The Semantic Entity Retrieval Toolkit (SERT) is a collection of neural entity retrieval algorithms. Currently, it hosts an implementation of the log-linear model for expertise retrieval, published at WWW 2016.
SERT requires Python 2.7 and assorted modules. If you wish to train your models on GPGPUs, you will need a GPU compatible with Theano.
To replicate the experiments of the paper on unsupervised and semantic expertise finding, have a look at this script which builds a log-linear model on the W3C collection. The script then evaluates the model on the 2005 and 2006 editions of TREC Enterprise track.
[cvangysel@ilps SERT] ./W3C-expert-finding.sh <path-to-W3C-corpus> <path-to-nonexisting-temporary-directory>
Verifying W3C corpus.
Creating output directory.
Fetching topics and relevance judgments.
Constructing log-linear model on W3C collection.

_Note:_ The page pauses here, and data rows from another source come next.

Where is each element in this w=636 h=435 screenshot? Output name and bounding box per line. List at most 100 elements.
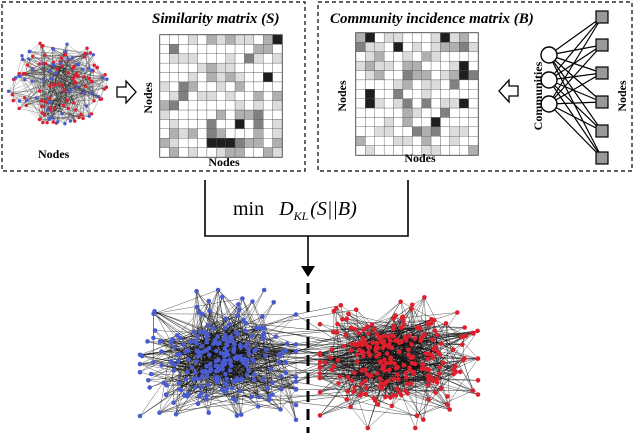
network-node <box>414 325 420 331</box>
network-node <box>405 391 410 396</box>
cross-community-edge <box>215 369 429 372</box>
network-edge <box>29 43 41 52</box>
matrix-cell <box>459 42 469 52</box>
matrix-cell <box>263 53 273 64</box>
matrix-cell <box>430 89 441 99</box>
matrix-cell <box>393 145 404 156</box>
network-node <box>237 388 243 394</box>
network-edge <box>139 354 178 373</box>
similarity-matrix-row-label: Nodes <box>141 82 155 114</box>
network-node <box>388 338 393 343</box>
network-node <box>364 372 370 377</box>
network-node <box>445 394 450 399</box>
matrix-cell <box>253 72 264 83</box>
network-node <box>283 370 289 376</box>
matrix-cell <box>365 70 375 81</box>
network-node <box>246 367 251 373</box>
network-edge <box>224 391 259 407</box>
network-node <box>413 425 418 431</box>
similarity-matrix-title: Similarity matrix (S) <box>152 11 280 27</box>
matrix-cell <box>272 34 283 45</box>
network-node <box>368 373 374 378</box>
matrix-cell <box>449 98 460 109</box>
matrix-cell <box>468 79 479 90</box>
network-node <box>193 370 198 375</box>
objective-subscript: KL <box>293 209 309 223</box>
network-node <box>223 316 228 322</box>
network-node <box>145 339 150 344</box>
network-node <box>192 385 198 390</box>
network-node <box>263 347 269 353</box>
network-node <box>363 392 369 397</box>
bipartite-edge <box>548 54 603 132</box>
network-edge <box>251 335 286 351</box>
matrix-cell <box>449 126 460 137</box>
network-edge <box>333 310 373 343</box>
network-edge <box>53 48 92 71</box>
cross-community-edge <box>199 395 396 397</box>
network-node <box>403 370 409 376</box>
network-node <box>158 339 164 344</box>
network-node <box>30 79 34 83</box>
matrix-cell <box>234 62 245 73</box>
network-node <box>389 403 395 409</box>
matrix-cell <box>468 51 479 62</box>
network-node <box>224 340 230 346</box>
network-edge <box>91 89 105 114</box>
matrix-cell <box>244 128 255 139</box>
matrix-cell <box>440 98 451 109</box>
network-edge <box>78 64 86 87</box>
network-edge <box>22 59 99 97</box>
network-node <box>353 342 359 348</box>
network-node <box>13 76 18 80</box>
matrix-cell <box>393 117 404 128</box>
bipartite-edge <box>548 103 603 159</box>
network-node <box>401 322 406 328</box>
network-node <box>147 385 152 390</box>
network-node <box>215 341 221 347</box>
cross-community-edge <box>232 337 321 356</box>
network-edge <box>206 296 223 338</box>
matrix-cell <box>178 128 189 139</box>
matrix-cell <box>459 126 469 137</box>
network-node <box>371 327 377 332</box>
cross-community-edge <box>224 327 429 386</box>
network-edge <box>32 81 92 115</box>
network-node <box>362 378 368 384</box>
community-node <box>540 71 558 89</box>
network-node <box>445 402 451 408</box>
network-node <box>434 376 440 382</box>
network-node <box>434 380 440 385</box>
matrix-cell <box>393 98 404 109</box>
network-node <box>240 296 245 301</box>
network-node <box>170 337 175 342</box>
network-node <box>238 412 244 417</box>
matrix-cell <box>263 138 273 148</box>
network-node <box>151 335 156 341</box>
bipartite-edge <box>548 16 603 105</box>
network-node <box>439 386 444 391</box>
network-node <box>255 404 261 409</box>
cross-community-edge <box>159 309 357 342</box>
network-node <box>435 349 441 355</box>
network-node <box>358 381 364 387</box>
matrix-cell <box>253 147 264 158</box>
network-node <box>249 333 254 339</box>
network-node <box>191 329 197 335</box>
matrix-cell <box>178 109 189 120</box>
matrix-cell <box>263 81 273 92</box>
matrix-cell <box>383 136 394 146</box>
network-edge <box>340 376 434 382</box>
incidence-matrix-col-label: Nodes <box>404 151 436 165</box>
matrix-cell <box>468 89 479 99</box>
matrix-cell <box>430 98 441 109</box>
matrix-cell <box>234 109 245 120</box>
network-node <box>234 413 240 418</box>
network-node <box>24 103 28 108</box>
matrix-cell <box>449 60 460 71</box>
network-edge <box>390 397 450 410</box>
network-node <box>228 334 233 340</box>
matrix-cell <box>216 100 226 111</box>
network-node <box>250 299 255 304</box>
matrix-cell <box>383 117 394 128</box>
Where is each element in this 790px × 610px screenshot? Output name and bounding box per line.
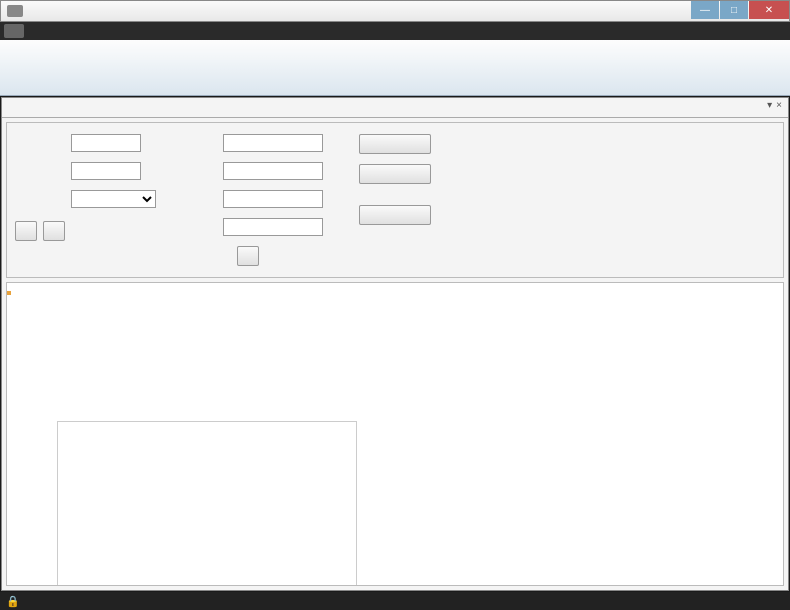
input-coef1[interactable] [223, 162, 323, 180]
regression-button[interactable] [237, 246, 259, 266]
document-tabs: ▾ × [2, 98, 788, 118]
select-template[interactable] [71, 190, 156, 208]
statusbar: 🔒 [0, 592, 790, 610]
dropdown-icon[interactable]: ▾ [767, 100, 772, 111]
input-linear-adc[interactable] [71, 162, 141, 180]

Evaluating on TREC Enterprise tracks.
2005 Enterprise Track: ndcg=0.5474; map=0.2603; recip_rank=0.6209; P_5=0.4098;
2006 Enterprise Track: ndcg=0.7883; map=0.4937; recip_rank=0.8834; P_5=0.7000;
If you use SERT to produce results for your scientific publication, please refer to this paper:
@inproceedings{VanGysel2016-WWW,
title={Unsupervised, Efficient and Semantic Expertise Retrieval},
author={Van Gysel, Christophe and de Rijke, Maarten and Worring, Marcel},
booktitle={WWW},
volume={2016},
year={2016},
organization={The International World Wide Web Conferences Steering Committee}
}
SERT is licensed under the MIT license. If you modify SERT in any way, please link back to this repository.